Rabu 01 Apr 2015 10:16 WIB

Red Cross says Saudi-led coalition preventing aid deliveries to Yemen

Red Cross (illustration)
Foto: id/wikipedia.org
Red Cross (illustration)

REPUBLIKA.CO.ID, GENEVA -- Members of the Saudi-led coalition conducting air strikes in Yemen are preventing a Red Cross plane from delivering medical supplies in Sanaa, an spokeswoman at the International Committee of the Red Cross (ICRC) said on Tuesday.

In a statement, the independent aid agency "called for the urgent removal of obstacles to the delivery to Yemen of vital medical supplies needed to treat casualties from a week of deadly clashes and air strikes".

"We still don't have the permission from coalition members," ICRC spokeswoman Sitara Jabeen told Reuters in Geneva, declining to specify which coalition authorities were responsible for the hold-up.

The aircraft, carrying enough medical supplies to treat from 700 to 1,000 wounded, is still in Djibouti, she said. It is due to fly to Amman, Jordan, to load supplies from an ICRC warehouse before flying to Sanaa, once guarantees are received.

Another emergency aid group, Medecins Sans Frontieres, also said on Tuesday that airport closures and naval restrictions were also preventing it from sending in teams and supplies.

"MSF is currently unable to deploy additional emergency medical staff to Yemen, where they are badly needed," MSF director of operations Dr. Greg Elder said. "We urgently need to find ways to get humanitarian relief and personnel inside the country."

A spokesman for the Saudi-led military coalition said delivery of medical supplies needed official clearance.

"All kinds of assistance is welcome but we ask the non-government organisations or the countries that want to help to go through the diplomatic channel," Brigadier General Ahmed Asseri told reporters in Riyadh.

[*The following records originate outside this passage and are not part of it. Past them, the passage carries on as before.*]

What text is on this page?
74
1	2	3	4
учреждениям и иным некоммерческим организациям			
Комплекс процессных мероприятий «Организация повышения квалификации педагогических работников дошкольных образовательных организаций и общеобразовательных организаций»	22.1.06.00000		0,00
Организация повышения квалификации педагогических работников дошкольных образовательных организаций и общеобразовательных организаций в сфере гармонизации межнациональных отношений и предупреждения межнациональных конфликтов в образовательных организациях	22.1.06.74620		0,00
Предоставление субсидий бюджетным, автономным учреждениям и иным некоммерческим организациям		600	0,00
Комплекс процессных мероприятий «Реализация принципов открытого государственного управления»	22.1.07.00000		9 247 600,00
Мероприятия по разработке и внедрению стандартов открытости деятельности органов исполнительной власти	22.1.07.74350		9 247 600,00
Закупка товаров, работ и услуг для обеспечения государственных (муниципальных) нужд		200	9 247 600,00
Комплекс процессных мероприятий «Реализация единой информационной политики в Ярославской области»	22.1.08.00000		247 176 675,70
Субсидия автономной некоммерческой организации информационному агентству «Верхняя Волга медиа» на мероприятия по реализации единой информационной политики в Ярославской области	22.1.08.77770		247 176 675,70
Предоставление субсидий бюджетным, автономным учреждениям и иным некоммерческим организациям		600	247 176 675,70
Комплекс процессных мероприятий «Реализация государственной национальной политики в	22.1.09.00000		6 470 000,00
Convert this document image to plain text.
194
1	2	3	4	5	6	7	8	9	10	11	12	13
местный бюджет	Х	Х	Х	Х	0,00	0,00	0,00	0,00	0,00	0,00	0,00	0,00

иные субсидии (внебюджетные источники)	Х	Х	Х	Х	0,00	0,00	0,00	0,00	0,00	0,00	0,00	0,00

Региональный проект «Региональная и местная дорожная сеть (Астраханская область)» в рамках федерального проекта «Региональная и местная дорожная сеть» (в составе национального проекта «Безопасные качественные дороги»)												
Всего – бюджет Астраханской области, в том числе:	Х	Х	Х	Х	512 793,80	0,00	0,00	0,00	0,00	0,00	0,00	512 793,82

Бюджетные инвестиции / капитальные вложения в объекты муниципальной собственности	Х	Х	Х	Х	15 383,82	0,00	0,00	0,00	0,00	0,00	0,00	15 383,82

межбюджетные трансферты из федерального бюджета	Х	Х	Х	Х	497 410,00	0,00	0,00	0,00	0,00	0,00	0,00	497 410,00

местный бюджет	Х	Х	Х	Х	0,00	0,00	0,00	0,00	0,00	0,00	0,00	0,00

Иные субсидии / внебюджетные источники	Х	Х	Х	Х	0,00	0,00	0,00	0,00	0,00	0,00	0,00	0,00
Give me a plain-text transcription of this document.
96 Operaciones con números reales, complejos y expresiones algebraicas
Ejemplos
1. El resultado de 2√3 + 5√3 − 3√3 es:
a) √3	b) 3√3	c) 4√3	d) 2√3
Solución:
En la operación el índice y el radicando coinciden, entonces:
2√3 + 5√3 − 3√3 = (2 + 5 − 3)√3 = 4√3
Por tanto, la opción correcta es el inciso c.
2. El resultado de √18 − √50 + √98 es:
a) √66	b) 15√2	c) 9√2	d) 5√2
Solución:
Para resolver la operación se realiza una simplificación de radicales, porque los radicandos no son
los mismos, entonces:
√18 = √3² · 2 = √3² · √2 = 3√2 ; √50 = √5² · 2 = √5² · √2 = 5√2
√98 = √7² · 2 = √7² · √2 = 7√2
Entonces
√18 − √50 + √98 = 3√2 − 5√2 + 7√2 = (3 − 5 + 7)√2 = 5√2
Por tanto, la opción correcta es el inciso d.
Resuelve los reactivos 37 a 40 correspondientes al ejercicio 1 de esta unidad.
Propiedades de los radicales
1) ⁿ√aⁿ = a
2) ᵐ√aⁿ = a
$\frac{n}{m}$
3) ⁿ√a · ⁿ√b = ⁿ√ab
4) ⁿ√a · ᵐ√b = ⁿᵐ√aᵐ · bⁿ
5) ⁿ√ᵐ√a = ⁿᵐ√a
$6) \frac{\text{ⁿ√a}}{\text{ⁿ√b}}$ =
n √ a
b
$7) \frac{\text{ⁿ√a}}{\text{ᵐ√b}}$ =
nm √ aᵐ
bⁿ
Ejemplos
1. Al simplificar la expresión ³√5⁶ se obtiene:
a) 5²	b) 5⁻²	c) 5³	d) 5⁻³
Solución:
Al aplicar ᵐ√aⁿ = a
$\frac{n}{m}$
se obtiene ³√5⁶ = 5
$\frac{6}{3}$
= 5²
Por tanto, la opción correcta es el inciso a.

That would allow authorities to provide proper assistance and avoid "any mistakes or misunderstandings concerning the movement in port or airport or through the Saudi border".

ICRC said its efforts so far to negotiate the safe arrival of its aid plane had been unsuccessful, and that supplies for treating the war wounded were running low at hospitals across Yemen.

For six days, a Saudi-led coalition has bombed Iran-allied Houthi fighters and army units fighting against President Abd-Rabbu Mansour Hadi, whose last bastion in the southern city of Aden was heavily shelled overnight.

"An ICRC surgical team is due to arrive shortly in the southern city of Aden, where casualty numbers have been greatest," the ICRC said.